Asylum Plan Is Insane: Rule Will Boost Protections for Illegal Immigrants, Remove Safeguards for Us

In March, the DHS and DOJ published new rules for asylum claims by illegal border entrants. Overturning decades of practice, those rules allow Citizenship and Immigration Services asylum officers — not immigration judges as in the past — to grant asylum to migrants apprehended at the border. The New York Times has offered its foolishly hopeful take on the new system, which will encourage more migrants to enter illegally and deprive the American people of important protections.

Concerned about illegal entries, Congress amended the immigration laws in 1996 to allow the Department of Homeland Security to quickly remove border migrants without sending them to immigration court. That amendment, however, directed asylum officers to interview entrants requesting asylum to determine whether they had a “credible fear” of persecution, essentially a screen to weed out truly bogus claims.
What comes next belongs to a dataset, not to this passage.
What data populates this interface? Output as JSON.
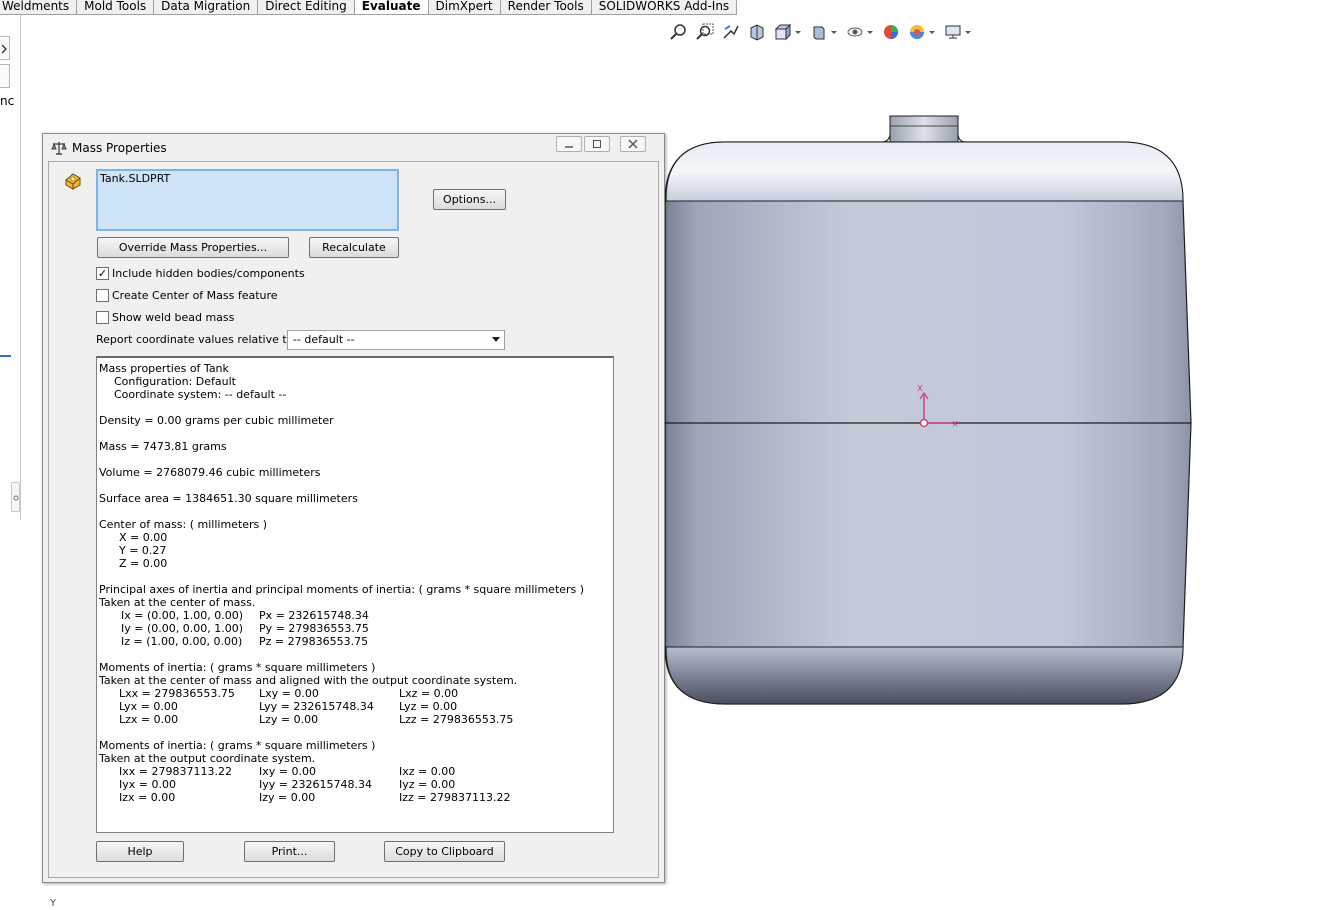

The credible fear standard is low, and migrants who cleared it (as 83% did between Fiscal Year 2008 and the fourth quarter of FY 2019, according to Department of Justice statistics) were placed into removal proceedings to seek asylum from an immigration judge. {snip}

{snip}

Proposal breaks law

My organization and others submitted lengthy comments explaining that this proposal violated the immigration laws and would also encourage more illegal immigration.

Among our concerns was the proposal would allow asylum officers to grant asylum — placing the migrant on a path to citizenship — following a “nonadversarial hearing,” at which the asylum seeker could be represented by counsel, but the American people wouldn’t. That means no cross-examination, no impeachment evidence, and no appeal if the asylum officer got it wrong.

{snip}

Despite those concerns, the departments adopted the plan in March, and the Times reports that 99 migrants have been processed under the new rules. It quotes DHS Secretary Alejandro Mayorkas, who contends “about a quarter” of those people were granted asylum, “similar to the percentage” under the immigration-judge system.

{snip}

Encourages fraud

As both a trial attorney for the former Immigration and Naturalization Service and an immigration judge, I can state dispositively that this new system will encourage fraud, boost the number of erroneous grants, and encourage more migrants to enter illegally to game this new and poorly thought-out system.